Prince’s Band/Orchestra was made up of some of the top instrumental talent of the day. Most of these men can likely be heard on this particular record: Vincent Buono (cornet), Leo Zimmerman (trombone), George Schweinfest and Marshall P. Lufsky (alternately flute and piccolo), Arthur Bergh and George Stehl (violin), Thomas Mills (xylophone, bells), Howard Kopp (xylophone, bells, drums), Thomas Hughes and William Tuson (clarinet), and Charles Schuetze (harp). While they primarily backed vocalists for Columbia, often without label credit, the band itself had a remarkable 80 instrumental recordings in the Top Forty hit charts between 1905 and 1923, including three #1 hits: “Ballin’ The Jack” in 1914 and “Hello, Hawaii, How Are You?” and “The Star-Spangled Banner” both in 1916.

For the return of Zayde’s Turntable I wanted to go back to the original spirit of this blog and the project that inspired it: to select a record at random from my collection, research it, record it digitally, and share it. When I pulled Columbia A-1485 out from the middle of the stack I was very happy to find the name Holst on one of the sides. Knowing the Columbia label was from around the time period of “The Planets” I got ahead of myself and thought it was Gustav Holst. It took several days of research for me to piece together the truth – though it would have been nice if Columbia had used a first name for the composer, as they did on the other side, or at least a first initial. Then, when I set to work on the reverse side I was flummoxed by the non-existent Rega. Even searches for pseudonyms of Charles Rega were fruitless. A careless typo led me to Milo Rega and then to Fred Hager. It’s not the first time I discovered a pseudonym on a record and, indeed, they were exceptionally common throughout the 20th century of recording.

Still, when I started on this post, I thought it would be a simple one to research.

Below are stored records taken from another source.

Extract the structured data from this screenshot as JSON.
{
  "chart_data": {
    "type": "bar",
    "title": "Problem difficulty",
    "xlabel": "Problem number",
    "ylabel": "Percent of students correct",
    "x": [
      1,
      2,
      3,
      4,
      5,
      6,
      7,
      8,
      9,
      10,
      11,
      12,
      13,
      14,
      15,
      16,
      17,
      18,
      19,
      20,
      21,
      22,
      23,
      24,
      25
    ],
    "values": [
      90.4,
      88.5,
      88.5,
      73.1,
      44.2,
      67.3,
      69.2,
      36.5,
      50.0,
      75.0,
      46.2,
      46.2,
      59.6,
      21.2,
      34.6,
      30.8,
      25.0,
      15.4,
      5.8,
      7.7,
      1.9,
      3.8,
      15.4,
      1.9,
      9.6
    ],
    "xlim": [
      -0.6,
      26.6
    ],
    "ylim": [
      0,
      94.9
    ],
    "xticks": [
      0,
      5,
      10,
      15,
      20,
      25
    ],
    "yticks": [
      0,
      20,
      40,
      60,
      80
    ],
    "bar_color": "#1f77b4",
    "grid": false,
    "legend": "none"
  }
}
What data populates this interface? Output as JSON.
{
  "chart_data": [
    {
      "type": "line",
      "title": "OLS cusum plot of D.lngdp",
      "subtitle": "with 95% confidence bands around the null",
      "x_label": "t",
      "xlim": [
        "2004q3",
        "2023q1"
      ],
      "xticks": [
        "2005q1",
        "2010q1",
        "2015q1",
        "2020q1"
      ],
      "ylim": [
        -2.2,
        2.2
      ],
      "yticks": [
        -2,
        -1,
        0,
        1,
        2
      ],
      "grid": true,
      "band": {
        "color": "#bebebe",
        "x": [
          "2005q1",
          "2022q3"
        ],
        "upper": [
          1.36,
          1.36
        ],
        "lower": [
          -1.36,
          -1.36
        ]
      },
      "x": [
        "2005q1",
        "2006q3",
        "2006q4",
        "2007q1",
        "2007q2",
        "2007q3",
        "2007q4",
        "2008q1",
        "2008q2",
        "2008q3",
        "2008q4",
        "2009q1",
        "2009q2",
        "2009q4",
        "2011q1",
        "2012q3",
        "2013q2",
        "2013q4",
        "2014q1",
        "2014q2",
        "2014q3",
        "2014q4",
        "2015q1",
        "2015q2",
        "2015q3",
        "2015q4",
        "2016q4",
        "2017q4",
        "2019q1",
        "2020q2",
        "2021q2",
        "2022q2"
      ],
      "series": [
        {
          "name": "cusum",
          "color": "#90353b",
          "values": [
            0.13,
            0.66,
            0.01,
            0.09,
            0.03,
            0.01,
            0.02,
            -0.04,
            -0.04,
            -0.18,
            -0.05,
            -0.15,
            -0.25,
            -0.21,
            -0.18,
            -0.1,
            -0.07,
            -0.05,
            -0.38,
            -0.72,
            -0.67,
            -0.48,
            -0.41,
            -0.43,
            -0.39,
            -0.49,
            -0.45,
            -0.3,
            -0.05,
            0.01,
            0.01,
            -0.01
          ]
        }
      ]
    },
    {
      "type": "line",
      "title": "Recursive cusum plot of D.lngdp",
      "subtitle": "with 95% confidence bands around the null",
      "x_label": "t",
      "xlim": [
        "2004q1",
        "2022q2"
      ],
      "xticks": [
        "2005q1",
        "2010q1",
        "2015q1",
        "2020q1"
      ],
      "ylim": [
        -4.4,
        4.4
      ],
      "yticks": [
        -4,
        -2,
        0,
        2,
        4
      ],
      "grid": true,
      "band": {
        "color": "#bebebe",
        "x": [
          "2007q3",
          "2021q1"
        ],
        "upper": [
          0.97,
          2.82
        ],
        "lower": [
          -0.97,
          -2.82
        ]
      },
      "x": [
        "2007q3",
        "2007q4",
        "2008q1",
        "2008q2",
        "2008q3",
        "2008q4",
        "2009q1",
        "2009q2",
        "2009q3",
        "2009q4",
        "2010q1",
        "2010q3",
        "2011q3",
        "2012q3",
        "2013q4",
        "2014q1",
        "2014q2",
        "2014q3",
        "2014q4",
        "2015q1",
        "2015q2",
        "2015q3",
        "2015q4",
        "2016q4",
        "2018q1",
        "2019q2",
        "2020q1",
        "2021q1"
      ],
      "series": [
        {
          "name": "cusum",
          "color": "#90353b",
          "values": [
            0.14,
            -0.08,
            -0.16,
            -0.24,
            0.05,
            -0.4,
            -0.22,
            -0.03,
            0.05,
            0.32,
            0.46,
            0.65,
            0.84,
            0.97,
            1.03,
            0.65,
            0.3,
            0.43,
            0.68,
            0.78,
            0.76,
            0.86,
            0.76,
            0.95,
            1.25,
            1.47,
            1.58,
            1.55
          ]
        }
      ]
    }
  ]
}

But even the simplest look record on the surface may have an interesting historical mystery beneath. I am quite pleased to place online a recording of Eduard Holst’s “The Village Belles” that – to my knowledge – not only does not exist in audio format anywhere else, but has been lost to history as a song that he even wrote. Given his current obscurity and the volume of his work, of course, that’s not a real surprise. I’m also happy to have been able to connect the enigmatic Charles Rega with Fred Hager. The early Columbia A-series was known for having a sometimes odd combination of songs on a record or in a series of records. A-1485 is two instrumental pieces, sandwiched in the catalog between two other styles of music, and representing two very different – but equally mysterious (and strangely, at the same time, equally prolific) – composers. It may have been a bait and switch, but I have to say that I’m satisfied with the outcome.